Aristote imaginait déjà, dans la
Poétique, que la tragédie puisse se passer d'une représentation en
mouvement et puisse exister, comme l'épopée, dans une lecture qui
en ferait ressortir toute la qualité de construction.
L'oralisation
des textes sollicite le spectateur intellectuellement et
émotionnellement, et dans un élargissement des sens. « Lorsqu'on
regarde un film muet, l'espace auditif ne connaît point de limites,
inversement, en situation d'écoute d'une pièce radiophonique,
l'horizon visuel ignore les frontières. »3
Parce
que la voix suggère plus qu'elle ne résout le texte, elle ouvre les
portes d'un théâtre mental.
« La
voix est par excellence « objet » de théâtralisation,
par son statut d'entre-deux. »4
« C'est
elle [la parole] qui garantit la présence de l'énigme, c'est-à-dire
que c'est elle qui insuffle au visible la forme de nouvelles
visibilités »5
« le
drame est tout entier dans l'esprit du spectateur qui fait surgir de
son imagination »6
ce que le texte parlé suggère.
Nous sommes ici très proches de
la formule initiée par Paul Claudel : « l'œil écoute »
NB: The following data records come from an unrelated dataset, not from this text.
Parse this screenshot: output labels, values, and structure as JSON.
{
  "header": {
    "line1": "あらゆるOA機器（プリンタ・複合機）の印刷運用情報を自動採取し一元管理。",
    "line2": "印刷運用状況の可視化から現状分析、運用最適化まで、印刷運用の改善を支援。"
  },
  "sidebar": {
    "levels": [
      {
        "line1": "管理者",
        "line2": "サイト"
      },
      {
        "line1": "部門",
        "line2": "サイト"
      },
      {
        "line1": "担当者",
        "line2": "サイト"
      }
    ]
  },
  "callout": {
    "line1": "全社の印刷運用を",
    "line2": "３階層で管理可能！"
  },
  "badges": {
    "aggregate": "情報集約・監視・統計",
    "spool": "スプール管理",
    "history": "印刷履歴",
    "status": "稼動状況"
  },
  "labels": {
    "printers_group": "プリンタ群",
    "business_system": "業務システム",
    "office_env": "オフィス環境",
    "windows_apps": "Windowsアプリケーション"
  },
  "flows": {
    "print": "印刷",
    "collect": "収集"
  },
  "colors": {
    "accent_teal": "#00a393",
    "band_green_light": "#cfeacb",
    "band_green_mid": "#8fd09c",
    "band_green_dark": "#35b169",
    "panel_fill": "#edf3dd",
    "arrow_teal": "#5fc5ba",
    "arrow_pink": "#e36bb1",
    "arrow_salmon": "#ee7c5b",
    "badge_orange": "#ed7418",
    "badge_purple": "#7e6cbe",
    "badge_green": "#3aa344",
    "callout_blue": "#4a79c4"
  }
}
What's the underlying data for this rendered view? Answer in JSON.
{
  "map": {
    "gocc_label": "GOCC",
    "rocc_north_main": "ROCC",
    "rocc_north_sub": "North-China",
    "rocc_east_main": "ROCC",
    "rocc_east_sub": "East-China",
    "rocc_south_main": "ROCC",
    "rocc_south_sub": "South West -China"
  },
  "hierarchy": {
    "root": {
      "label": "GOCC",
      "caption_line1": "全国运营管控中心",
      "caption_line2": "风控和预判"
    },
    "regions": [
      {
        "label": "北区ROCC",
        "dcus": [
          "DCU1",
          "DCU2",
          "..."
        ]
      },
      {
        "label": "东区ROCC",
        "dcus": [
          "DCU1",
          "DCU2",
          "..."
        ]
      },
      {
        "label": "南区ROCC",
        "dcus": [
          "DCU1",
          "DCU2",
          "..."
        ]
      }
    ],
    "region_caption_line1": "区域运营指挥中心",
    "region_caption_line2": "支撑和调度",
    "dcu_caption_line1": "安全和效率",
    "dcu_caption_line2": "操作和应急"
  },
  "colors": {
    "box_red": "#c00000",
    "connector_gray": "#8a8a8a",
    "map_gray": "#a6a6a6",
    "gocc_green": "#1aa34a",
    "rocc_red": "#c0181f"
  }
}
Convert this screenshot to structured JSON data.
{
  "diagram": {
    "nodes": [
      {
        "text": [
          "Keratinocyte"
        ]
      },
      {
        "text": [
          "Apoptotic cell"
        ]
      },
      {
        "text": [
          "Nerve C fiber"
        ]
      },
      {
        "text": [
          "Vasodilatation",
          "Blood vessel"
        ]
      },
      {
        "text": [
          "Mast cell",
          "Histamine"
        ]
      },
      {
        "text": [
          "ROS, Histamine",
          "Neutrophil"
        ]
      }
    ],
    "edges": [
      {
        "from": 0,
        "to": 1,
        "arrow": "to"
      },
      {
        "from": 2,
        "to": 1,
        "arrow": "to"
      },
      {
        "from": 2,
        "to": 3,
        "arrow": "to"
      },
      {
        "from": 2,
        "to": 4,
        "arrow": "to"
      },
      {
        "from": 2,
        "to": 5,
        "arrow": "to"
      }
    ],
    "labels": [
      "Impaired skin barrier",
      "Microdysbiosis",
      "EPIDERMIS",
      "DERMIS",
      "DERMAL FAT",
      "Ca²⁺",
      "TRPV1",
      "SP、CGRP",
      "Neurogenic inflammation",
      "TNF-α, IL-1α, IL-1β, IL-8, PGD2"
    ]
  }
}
pour titre d'un de ses ouvrages d'esthétique ou du titre complet
«Les yeux bandés, l'œil écoute » qui recouvre les
différentes interprétations aveugles que met en place Fabrice
Melquiot.
Ce
qui est donné à l'écoute des spectateurs est moins le texte
lui-même que le fonctionnement de la langue et le style particulier
de l'écriture, son rythme, les blocs de mots, ce que Novarina
appelle « la chair des mots ». La voix nous fait entendre
tout ce qui est dit, mais elle nous fait entendre aussi tout ce qui
reste en suspens, tout ce que la parole ne nous livre pas, dans les
silences, les hésitations, les maladresses... Le Verbe se manifeste
par les paroles mais aussi par leur absence que le spectateur doit
suppléer.« [la parole solitaire] permet de mettre en abyme
l'acte théâtral, voire de représenter une abstraction de théâtre,
entre incarnation et désincarnation du verbe, à l'instar du
« théâtre pour les oreilles » décrit par Novarina, une
parole qui fonctionnerait seule, indépendamment du corps dont elle
émane. »7
Le
texte se révèle encore matériau, mais seul matériau, puisque tout
ce qui l'entourait a été supprimé. On assiste à la « monstration
du texte comme écriture, comme matériau ».8« Le
poème devient l'objet qui est là entre le l'acteur et le public et
il est montré sous plusieurs facettes en même temps. »9
1Jean-Pierre
RYNGAERT, Julie SIMON, Le personnage théâtral, décomposition,
recomposition,
Montreuil-sous-bois, Editions Théâtrales, p. 157
2Ibid
p.157
3Hans-Thies
LEHMANN, Le Théâtre postdramatique,
Paris, L'arche, 2002, p.240
4
Helga FINTER « Théâtre expérimental et sémiologie du
théâtre : la théâtralisation de la voix » in Théâtralité,
écriture et mise en scène,
sous la direction de Josette FERAL, Québec, Brèches, 1985, p. 146
5MJ
Mondzain (voir cahier 5)*********
6Charles
Van Lerberghe, programme des Flaireurs,
cité par Odette Aslan, L'acteur au XX ème siècle
ethique et technique,Vic la
Gardiole, L'entretemps, 2005, p. 117
7
Lydie
PARISSE«De Beckett, Tardieu Novarina au théâtre contemporain :la
parole solitaire » in
Le monologue au théâtre (1950-2000), la parole solitaire,
textes réunis par Florence Fix et Frédérique
Toudoire-Surlapierre, Dijon, Editions Universitaires de Dijon, 2006
, p. 191
8Christian
BIET, Christophe TRIAU, Qu'est-ce que le théâtre ?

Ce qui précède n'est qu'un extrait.